A mail server that points at a host that doesn't exist

Your MX records name the servers that receive mail for your domain. If an MX exchange host hard-fails to resolve, NXDOMAIN on both A and AAAA, the host simply doesn't exist, then two things follow, and the second is the security one.

First, mail aimed at that record bounces or silently drops. A sending server tries to deliver, can't find the host, and the message dies. You lose inbound mail and may not realize it for weeks. Second, and more dangerous: a non-existent MX host is an impersonation and hijack target. The name is unclaimed. Depending on how it dangles, an attacker who can register or claim the host the MX points to can start receiving mail meant for you, password resets, invoices, anything sent to your domain. It's the email cousin of a subdomain takeover, and the scanner rates it high for exactly that reason.

A private IP published in public DNS

This one is pure information leak. Sometimes a public DNS record, an A or AAAA for your scanned host, resolves to a private IP: an RFC1918 address (10.x, 192.168.x, 172.16–31.x), a ULA, or a link-local address. These addresses only mean anything inside a network; on the public internet they route nowhere. So the record doesn't help anyone connect, it just tells the world a fragment of your internal addressing.

That's low-severity, and the scanner grades it low, but it's recon: it confirms internal network ranges, hints at your topology, and occasionally reveals a host that was meant to be internal-only and got a public DNS name by mistake. It's the DNS version of an internal IP leaking into your page source, a small fact that helps an attacker draw the map.

A nameserver delegation that dangles

The most takeover-flavored of the three. Your domain's NS records delegate authority to a set of nameservers. If one of those listed nameserver hosts hard-NXDOMAINs, on both A and AAAA, not a timeout or SERVFAIL, but genuinely doesn't exist, while the others still work, you have a dangling delegation.
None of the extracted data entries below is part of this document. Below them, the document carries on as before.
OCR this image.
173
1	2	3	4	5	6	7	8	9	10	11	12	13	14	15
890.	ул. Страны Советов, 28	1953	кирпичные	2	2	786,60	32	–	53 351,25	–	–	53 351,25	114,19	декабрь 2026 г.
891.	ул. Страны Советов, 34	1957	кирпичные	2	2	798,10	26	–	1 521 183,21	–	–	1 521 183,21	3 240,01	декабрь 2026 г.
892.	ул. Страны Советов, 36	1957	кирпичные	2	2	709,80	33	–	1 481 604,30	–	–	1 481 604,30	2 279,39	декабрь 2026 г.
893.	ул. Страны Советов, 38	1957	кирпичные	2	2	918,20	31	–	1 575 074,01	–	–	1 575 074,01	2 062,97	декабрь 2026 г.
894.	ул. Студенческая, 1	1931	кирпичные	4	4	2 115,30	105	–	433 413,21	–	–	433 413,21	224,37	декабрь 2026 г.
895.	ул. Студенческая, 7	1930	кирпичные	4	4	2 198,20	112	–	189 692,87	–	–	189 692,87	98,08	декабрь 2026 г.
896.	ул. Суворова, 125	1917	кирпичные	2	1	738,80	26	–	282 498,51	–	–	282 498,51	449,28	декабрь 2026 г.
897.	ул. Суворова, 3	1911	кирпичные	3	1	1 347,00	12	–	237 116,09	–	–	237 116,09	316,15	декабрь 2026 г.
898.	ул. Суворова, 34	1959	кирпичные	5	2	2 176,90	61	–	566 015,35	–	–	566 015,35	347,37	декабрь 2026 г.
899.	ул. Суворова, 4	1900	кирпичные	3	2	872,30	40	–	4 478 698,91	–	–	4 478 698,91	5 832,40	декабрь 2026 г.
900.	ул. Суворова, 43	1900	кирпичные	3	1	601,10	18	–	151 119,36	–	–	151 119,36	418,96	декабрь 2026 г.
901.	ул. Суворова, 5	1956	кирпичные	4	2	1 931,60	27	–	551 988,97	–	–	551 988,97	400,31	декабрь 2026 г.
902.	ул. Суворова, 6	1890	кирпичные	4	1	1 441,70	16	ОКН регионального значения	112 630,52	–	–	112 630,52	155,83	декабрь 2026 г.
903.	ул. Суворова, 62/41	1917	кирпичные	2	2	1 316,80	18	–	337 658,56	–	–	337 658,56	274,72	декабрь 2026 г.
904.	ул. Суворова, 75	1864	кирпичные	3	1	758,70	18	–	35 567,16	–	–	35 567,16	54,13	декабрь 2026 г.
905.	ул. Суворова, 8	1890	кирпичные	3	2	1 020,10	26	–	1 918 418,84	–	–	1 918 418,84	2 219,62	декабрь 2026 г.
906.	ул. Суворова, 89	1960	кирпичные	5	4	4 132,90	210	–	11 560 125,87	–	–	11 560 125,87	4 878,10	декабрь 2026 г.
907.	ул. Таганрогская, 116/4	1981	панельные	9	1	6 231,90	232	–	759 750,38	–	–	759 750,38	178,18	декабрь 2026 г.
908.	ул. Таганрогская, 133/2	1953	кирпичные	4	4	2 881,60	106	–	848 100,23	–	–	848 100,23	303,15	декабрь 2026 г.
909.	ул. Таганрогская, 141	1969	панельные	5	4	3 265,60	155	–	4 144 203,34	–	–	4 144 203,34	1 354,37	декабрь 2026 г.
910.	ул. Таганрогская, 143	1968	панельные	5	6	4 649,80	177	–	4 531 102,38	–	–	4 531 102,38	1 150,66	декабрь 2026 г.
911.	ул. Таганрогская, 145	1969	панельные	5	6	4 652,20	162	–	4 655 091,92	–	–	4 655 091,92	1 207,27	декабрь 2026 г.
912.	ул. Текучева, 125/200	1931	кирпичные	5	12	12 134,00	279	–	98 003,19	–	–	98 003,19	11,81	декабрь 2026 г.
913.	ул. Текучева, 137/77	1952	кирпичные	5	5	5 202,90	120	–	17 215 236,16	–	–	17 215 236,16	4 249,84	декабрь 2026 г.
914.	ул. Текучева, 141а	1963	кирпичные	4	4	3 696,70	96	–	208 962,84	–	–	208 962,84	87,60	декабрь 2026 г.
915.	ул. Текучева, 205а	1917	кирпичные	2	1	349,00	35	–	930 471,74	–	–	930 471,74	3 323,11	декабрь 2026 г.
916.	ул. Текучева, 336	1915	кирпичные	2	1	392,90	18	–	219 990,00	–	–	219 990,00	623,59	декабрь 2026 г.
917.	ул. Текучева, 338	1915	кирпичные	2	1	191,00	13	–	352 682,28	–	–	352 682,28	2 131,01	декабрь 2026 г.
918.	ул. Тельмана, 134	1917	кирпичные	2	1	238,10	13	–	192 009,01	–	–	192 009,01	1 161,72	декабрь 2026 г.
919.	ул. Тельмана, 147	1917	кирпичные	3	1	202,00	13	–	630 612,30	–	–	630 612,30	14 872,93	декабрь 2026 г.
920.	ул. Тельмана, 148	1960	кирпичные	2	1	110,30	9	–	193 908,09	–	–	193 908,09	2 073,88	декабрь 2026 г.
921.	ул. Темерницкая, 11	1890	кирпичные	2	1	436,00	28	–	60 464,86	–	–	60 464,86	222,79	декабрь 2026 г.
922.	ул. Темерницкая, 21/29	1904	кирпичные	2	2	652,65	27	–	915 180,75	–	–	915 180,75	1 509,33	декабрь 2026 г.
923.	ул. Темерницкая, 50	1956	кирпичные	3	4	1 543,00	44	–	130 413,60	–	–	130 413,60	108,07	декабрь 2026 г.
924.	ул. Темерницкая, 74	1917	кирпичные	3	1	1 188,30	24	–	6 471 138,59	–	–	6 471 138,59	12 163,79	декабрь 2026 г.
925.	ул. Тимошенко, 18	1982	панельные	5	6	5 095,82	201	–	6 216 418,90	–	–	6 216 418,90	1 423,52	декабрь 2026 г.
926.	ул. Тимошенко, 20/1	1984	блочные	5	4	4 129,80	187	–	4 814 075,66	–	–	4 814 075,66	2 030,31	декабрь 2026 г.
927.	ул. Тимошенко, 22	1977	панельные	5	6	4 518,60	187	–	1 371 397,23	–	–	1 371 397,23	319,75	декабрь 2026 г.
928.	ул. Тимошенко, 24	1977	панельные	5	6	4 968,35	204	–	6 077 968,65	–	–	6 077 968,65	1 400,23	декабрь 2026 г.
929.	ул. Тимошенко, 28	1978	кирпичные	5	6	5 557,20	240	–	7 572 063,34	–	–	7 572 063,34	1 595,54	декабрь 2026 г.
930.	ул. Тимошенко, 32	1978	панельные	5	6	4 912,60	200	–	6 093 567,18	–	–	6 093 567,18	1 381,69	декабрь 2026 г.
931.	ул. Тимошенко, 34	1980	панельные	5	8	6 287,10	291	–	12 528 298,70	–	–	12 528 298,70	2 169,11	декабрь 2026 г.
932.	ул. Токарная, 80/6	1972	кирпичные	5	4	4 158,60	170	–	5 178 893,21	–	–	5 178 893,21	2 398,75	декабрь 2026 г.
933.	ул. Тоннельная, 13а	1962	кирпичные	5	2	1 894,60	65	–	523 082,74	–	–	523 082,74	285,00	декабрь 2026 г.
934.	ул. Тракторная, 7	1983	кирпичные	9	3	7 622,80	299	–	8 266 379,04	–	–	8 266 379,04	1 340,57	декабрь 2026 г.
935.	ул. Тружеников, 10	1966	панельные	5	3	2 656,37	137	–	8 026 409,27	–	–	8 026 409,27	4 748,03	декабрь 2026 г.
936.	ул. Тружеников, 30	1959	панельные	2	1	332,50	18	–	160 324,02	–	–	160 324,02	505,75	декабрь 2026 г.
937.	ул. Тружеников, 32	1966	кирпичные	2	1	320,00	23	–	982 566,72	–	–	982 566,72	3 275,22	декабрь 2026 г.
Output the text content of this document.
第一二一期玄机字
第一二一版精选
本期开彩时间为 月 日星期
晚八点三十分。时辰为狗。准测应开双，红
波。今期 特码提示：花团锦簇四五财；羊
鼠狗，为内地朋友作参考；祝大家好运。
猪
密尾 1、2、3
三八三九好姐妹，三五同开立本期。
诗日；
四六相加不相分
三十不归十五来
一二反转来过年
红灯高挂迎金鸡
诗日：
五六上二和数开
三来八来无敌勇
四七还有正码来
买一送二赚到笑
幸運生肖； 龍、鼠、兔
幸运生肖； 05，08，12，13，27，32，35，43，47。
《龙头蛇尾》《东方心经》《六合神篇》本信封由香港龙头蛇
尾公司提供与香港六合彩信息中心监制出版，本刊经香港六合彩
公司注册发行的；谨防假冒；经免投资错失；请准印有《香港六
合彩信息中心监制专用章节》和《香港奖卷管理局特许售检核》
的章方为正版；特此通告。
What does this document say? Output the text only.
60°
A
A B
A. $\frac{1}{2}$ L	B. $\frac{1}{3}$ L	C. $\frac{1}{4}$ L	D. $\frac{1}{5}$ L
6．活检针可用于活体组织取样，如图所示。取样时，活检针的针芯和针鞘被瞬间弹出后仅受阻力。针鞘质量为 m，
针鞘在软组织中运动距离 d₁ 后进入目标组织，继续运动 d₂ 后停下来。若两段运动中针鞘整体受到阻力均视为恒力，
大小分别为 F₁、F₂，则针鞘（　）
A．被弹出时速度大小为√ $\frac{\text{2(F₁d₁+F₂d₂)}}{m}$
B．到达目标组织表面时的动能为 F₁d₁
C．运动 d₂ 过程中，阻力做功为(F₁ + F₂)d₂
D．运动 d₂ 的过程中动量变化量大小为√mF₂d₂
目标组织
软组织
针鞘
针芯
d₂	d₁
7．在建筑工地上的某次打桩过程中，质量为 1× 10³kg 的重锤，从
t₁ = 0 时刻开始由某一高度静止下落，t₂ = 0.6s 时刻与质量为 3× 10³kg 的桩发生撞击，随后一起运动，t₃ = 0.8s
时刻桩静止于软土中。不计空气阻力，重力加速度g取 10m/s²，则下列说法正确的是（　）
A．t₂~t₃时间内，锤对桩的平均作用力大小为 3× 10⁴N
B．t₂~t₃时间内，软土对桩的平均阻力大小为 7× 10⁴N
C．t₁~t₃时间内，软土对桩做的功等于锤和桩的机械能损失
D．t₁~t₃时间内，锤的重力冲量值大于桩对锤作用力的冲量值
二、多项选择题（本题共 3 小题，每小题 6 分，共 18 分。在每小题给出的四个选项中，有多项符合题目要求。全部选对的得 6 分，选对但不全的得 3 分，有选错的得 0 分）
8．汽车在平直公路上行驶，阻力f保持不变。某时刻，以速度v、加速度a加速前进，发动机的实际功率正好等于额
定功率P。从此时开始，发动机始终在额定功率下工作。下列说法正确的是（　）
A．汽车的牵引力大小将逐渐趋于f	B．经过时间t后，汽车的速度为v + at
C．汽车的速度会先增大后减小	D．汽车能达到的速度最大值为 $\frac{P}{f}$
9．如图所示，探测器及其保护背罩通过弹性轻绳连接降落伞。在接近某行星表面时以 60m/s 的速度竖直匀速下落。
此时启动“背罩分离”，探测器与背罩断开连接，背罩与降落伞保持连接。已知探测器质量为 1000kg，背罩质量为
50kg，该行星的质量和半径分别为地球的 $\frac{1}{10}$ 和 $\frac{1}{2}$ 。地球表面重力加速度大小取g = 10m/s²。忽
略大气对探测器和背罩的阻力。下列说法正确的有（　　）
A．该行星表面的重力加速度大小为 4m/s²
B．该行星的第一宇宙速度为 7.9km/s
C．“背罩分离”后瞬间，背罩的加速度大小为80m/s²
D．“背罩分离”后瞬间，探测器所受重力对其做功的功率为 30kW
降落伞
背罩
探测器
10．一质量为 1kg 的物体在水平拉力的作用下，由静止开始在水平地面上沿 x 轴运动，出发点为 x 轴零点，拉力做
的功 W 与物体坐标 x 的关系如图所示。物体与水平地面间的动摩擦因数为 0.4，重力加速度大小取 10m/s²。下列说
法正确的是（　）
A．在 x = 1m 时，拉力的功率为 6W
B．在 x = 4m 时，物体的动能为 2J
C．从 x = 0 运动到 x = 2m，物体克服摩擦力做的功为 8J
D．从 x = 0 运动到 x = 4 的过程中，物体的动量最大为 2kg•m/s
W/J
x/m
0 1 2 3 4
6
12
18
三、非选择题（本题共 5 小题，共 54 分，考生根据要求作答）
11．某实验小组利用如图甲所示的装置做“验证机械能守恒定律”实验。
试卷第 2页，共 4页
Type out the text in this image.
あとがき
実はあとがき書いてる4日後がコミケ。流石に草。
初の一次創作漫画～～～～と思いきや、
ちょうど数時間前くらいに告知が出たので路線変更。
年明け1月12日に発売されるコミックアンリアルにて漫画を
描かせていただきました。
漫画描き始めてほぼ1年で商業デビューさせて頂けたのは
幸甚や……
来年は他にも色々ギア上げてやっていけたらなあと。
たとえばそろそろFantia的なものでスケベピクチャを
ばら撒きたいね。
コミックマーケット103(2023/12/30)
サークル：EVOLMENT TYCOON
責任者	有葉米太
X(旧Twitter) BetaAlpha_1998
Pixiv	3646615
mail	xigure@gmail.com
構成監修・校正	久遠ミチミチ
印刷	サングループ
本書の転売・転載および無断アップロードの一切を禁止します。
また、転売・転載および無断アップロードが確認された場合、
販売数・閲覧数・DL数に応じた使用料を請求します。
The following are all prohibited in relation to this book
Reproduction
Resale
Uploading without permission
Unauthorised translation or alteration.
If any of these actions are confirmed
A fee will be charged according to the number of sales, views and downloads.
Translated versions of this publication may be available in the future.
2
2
Part of your domain's authority points at a nameserver that's gone.

Why it's high-severity: if the domain that nameserver lived on has lapsed and is registrable, an attacker can register it, stand up a nameserver there, and now they're an authoritative source for your DNS. From that position they can answer queries for your domain, the classic DNS-takeover scenario. The scanner is careful here, it only flags a hard NXDOMAIN (not a transient SERVFAIL or timeout, which are usually just temporary glitches), and only when not all your nameservers are failing, so a momentary blip doesn't fire it. A real hit means one of your delegated nameservers is genuinely dead.

; MX names a host that no longer resolves
yourdomain.com.  MX  10 mail.old-host.com.   ; NXDOMAIN
; a public record leaking an internal address
db.yourdomain.com.  A  10.0.1.14            ; RFC1918, public
; a delegated nameserver that's gone
yourdomain.com.  NS  ns2.lapsed-domain.com.  ; NXDOMAIN

The cures are housekeeping with teeth: repoint or remove the dead MX (and own whatever it points at), pull internal IPs out of public DNS (use split-horizon DNS so internal names resolve only inside), and audit your NS set so every delegated nameserver actually exists and is yours. Where a dead pointer leads to a claimable name, fix it with urgency, that's the takeover window.

Reading it from outside

All three of these live in public DNS, readable by anyone, which is why an attacker spots them and why a scanner can check them with no access to your systems. SurfaceCheckr does plain DNS reads, no zone transfer, no crafted query, and reasons about what resolves: it checks whether each MX exchange host actually exists, whether your public records leak a private IP, and whether any delegated nameserver hard-NXDOMAINs while the rest survive. It only flags hard, unambiguous failures, so a transient glitch doesn't cry wolf. These are the pointers-to-nothing that turn from "untidy" into "exploitable" the moment a lapsed name becomes registrable, which is exactly why finding them first matters. The closest read is subdomain takeover via a dangling CNAME, the same broken-pointer pattern aimed at a different record type.